Efficacy of a Multi-component Treatment Program Integrating Cognitive - Affective - Addictive Based Intervention in Obese Patients: a Prospective Multicentric Randomized Clinical Trial

University Hospital, Bordeaux3 sites in 1 country144 target enrollmentNovember 15, 2021

Overview

Phase
N/A
Intervention
Not specified
Conditions
Obesity
Sponsor
University Hospital, Bordeaux
Enrollment
144
Locations
3
Primary Endpoint
Change in Food Cravings Questionnaire-Trait-reduced (FCQ-T-r) score
Status
Completed
Last Updated
9 months ago

Overview

Brief Summary

Since the 80's, the prevalence of obesity has more than doubled and despite progression of knowledge, interventions usually lead to a transient reduction in body weight that is not maintained in the long-term. These failures in weight management may be partly explained by an incomplete understanding of obesity risk and maintaining factors.

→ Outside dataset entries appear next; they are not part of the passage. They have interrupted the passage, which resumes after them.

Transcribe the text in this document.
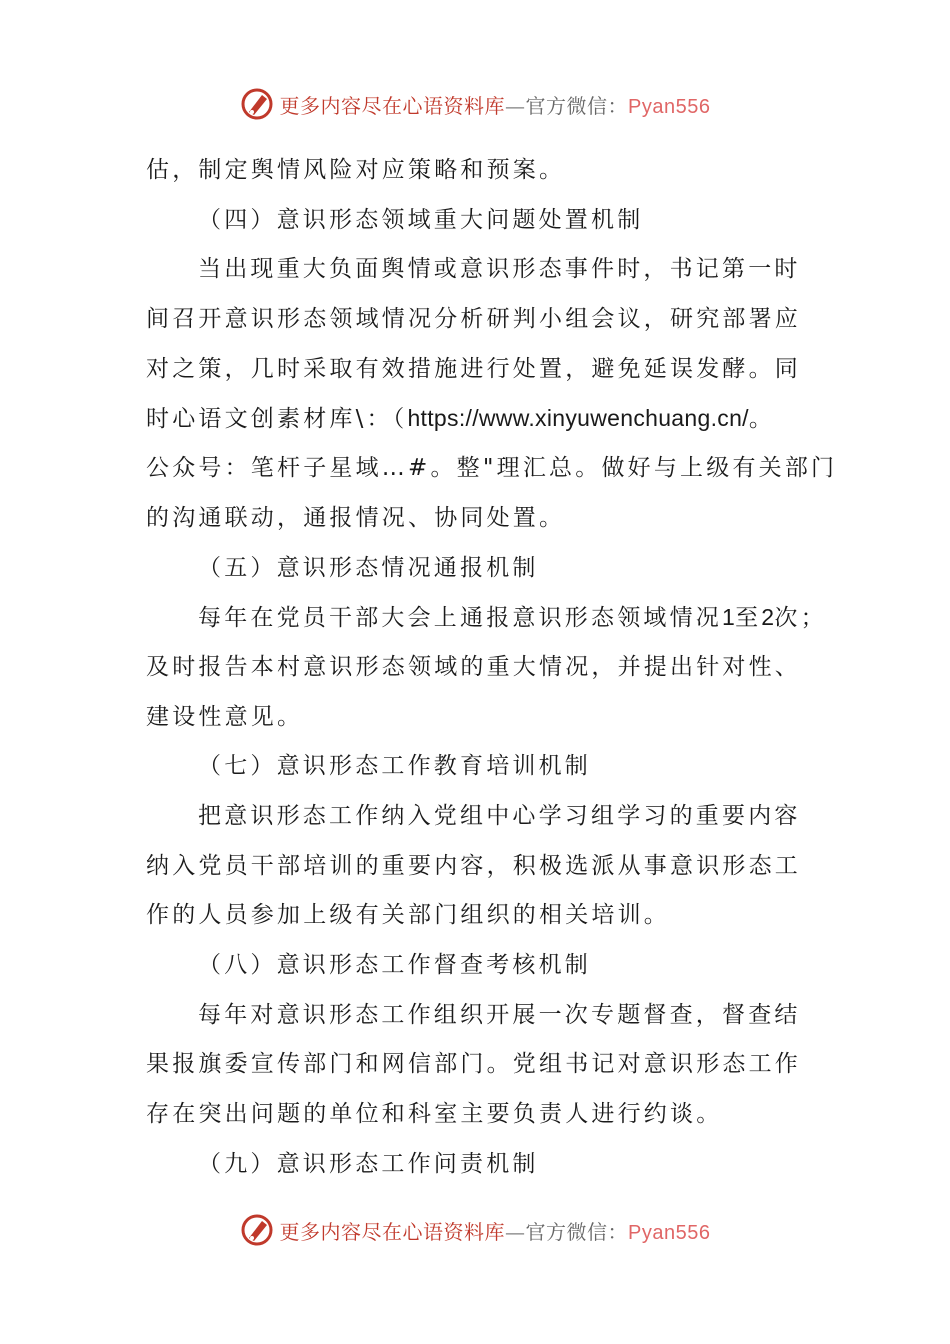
更多内容尽在心语资料库—官方微信：Pyan556
估，制定舆情风险对应策略和预案。
（四）意识形态领域重大问题处置机制
当出现重大负面舆情或意识形态事件时，书记第一时
间召开意识形态领域情况分析研判小组会议，研究部署应
对之策，几时采取有效措施进行处置，避免延误发酵。同
时心语文创素材库\：（https://www.xinyuwenchuang.cn/。
公众号：笔杆子星域…#。整"理汇总。做好与上级有关部门
的沟通联动，通报情况、协同处置。
（五）意识形态情况通报机制
每年在党员干部大会上通报意识形态领域情况1至2次；
及时报告本村意识形态领域的重大情况，并提出针对性、
建设性意见。
（七）意识形态工作教育培训机制
把意识形态工作纳入党组中心学习组学习的重要内容
纳入党员干部培训的重要内容，积极选派从事意识形态工
作的人员参加上级有关部门组织的相关培训。
（八）意识形态工作督查考核机制
每年对意识形态工作组织开展一次专题督查，督查结
果报旗委宣传部门和网信部门。党组书记对意识形态工作
存在突出问题的单位和科室主要负责人进行约谈。
（九）意识形态工作问责机制
更多内容尽在心语资料库—官方微信：Pyan556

Behavioral and neurobiological similarities between use of high palatable foods and addictive psychoactive drugs have led to the concept of food addiction. Addiction is defined as a loss of control of use, and its persistence despite accumulation of negative consequences. Craving, an uncontrollable and involuntary urge to use, has shown to be a core determinant of persistent use and relapse in addiction. Recent studies have established that food addiction, craving and emotional eating concern a large part of obese patients, and that food addiction may explain some negative outcomes of weight loss treatments, such as unsuccessful attempts to reduce calories and early termination of treatment programs.

Recent advances in neuropsychiatry suggest that an imbalanced interplay between cognitive and affective processes impedes self-control and enhances over- or under-controlled behaviors. In the field of food intake and weight management, there is increasing evidence that besides environmental factors, inefficient executive functions and emotion regulation skills are salient phenomena underlying habit-forming processes that are present in eating disorder subtypes as well as obesity. This has led some authors to consider disordered eating behaviors as 'allostatic' reactions by which the modulation of food intake is used by vulnerable individuals to adjust to craving, maladaptive cognitive and/or emotional strategies.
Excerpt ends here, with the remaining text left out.